Creating the Commonwealth: The Economic Culture of Puritan New England
New England Puritans Set a Standard for Economic Development
NOVEMBER 01, 1996 by RUSSELL SHANNON
Dr. Shannon is professor of economics at Clemson University.
Some 90 years have now passed since the German sociologist Max Weber published his famous study The Protestant Ethic and the Spirit of Capitalism. In it Weber argued that the areas of the Western world inhabited by people whose religious beliefs caused them to consider ordinary work—not just seclusion in a monastery or a career as a priest—to be a calling were those in which economic development was most rapid. Much ink has been spilled on this issue in the interim, including most recently Michael Novak’s The Catholic Ethic and the Spirit of Capitalism, in which the author suggests that entrepreneurial endeavors promoted by the Roman church also contribute significantly to extraordinary economic performance.
Now Stephen Innes, an historian at the University of Virginia, has entered the fray with a detailed and distinguished description of the Puritan settlement in Massachusetts during the seventeenth century. In his book, called Creating the Commonwealth, Innes shows how the New Englanders, who settled a relatively inhospitable land with no obvious cash crop such as tobacco, achieved a rate of economic growth that could only be called stunning.
Certainly, attitudes such as the work ethic were a crucial ingredient of the story. But so too were political institutions. Here, where labor was scarce, the regulatory crust of European mercantilism tended to crumble. Gone were the guilds whose rigid rules on apprenticeship and product quality hampered competition and diminished consumer options. Missing also was the notion of monopoly rights, which stifled much initiative back in England; in Massachusetts, it evolved into something akin to our modern idea of patents, which meant that monopoly powers were limited both in scope and duration.
Vigorous development of the fishing, ironworks, shipping, and timber industries, all essentially interrelated, laid a vital groundwork for rapid economic development. Innes suggests that our modern concept of synergy is applicable here, for each of these industries helped promote the development of the others, the whole exceeding the sum of its parts.
Yet, as Innes stresses, the capitalism of this era was not individual but communal. Development of the ironworks and shipbuilding industries was deliberately fostered by both the Massachusetts General Court (the governing body) and individual communities, which provided free land, tax exemptions, and exclusive rights to individuals and groups willing to invest in establishing factories—much as our states today seek to attract industries by offering tax advantages and other benefits.
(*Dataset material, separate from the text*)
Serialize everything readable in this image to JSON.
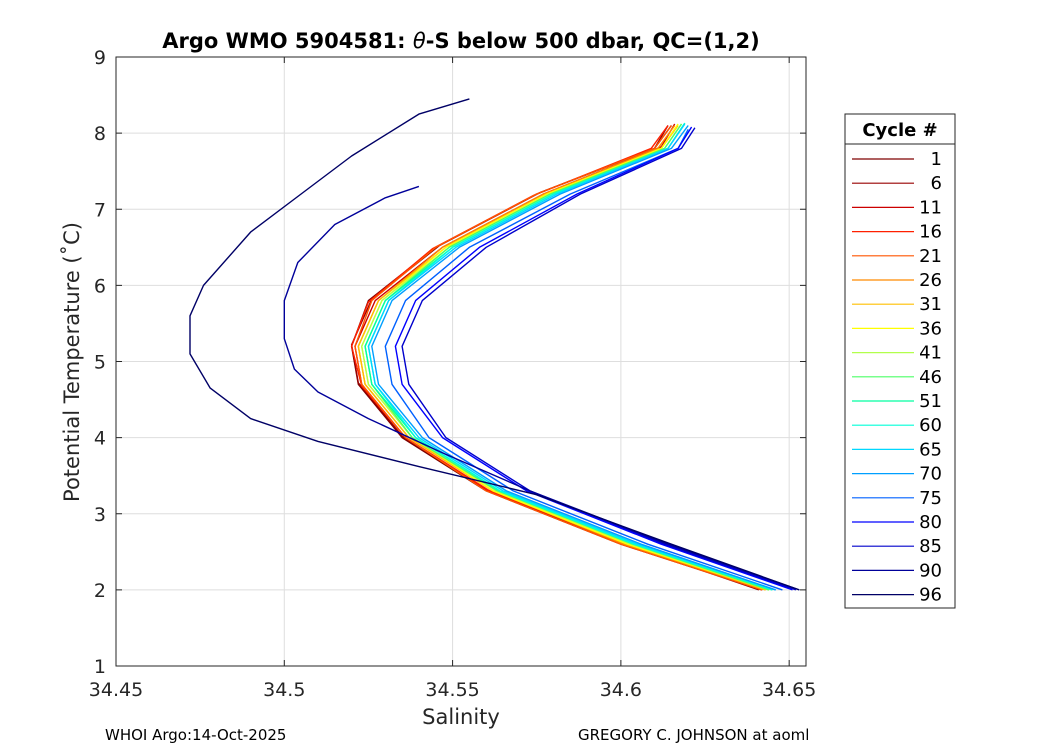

Sales of materials such as timber were likewise sometimes limited so as to encourage shipbuilding, which settlers believed would offer their community more long-run benefits than would accrue if the wood were used for more transitory purposes.
Of course, there was vastly more individual freedom than the settlers had enjoyed in their homeland, but the Protestant ethic also imposed a social discipline provided by community constraints which curbed what Innes sees as the myopic tendencies of short-run profit-seeking.
Expressed another way, Innes finds much evidence of civic engagement. He does not propose that our federal government should emulate this system, for in his account these are all local arrangements which tapped the energies and the far-sighted wisdom of local residents. It should also be remembered that modern institutions such as stock markets had not yet emerged. Nor were the settlers’ efforts always an unmitigated success: while they favored cattle raising over growing crops to economize on the use of scarce labor, the large expanses needed for grazing cattle forced the settlers to become more dispersed, thereby diluting the sense of community. And the technical difficulties involved in operating the early iron works forced the colonists to attract from Britain men and women who were highly skilled at their tasks but who were also given to armed robbery, rape, arson, assault, battery, lewdness, profanity, and chronic drunkenness—all distinctly non-Puritanical behavior.
Yet, by not resorting to slavery, as the plantation economies to the South had sadly done, the New England Puritans escaped the implied notion that hard work is degrading. On these principles of hard work, community concern, investment in the development of strategic productive facilities, and reduced regulation, the New England colonies set a standard for economic, social, and political development which was not only remarkable for its time but which has seldom been matched.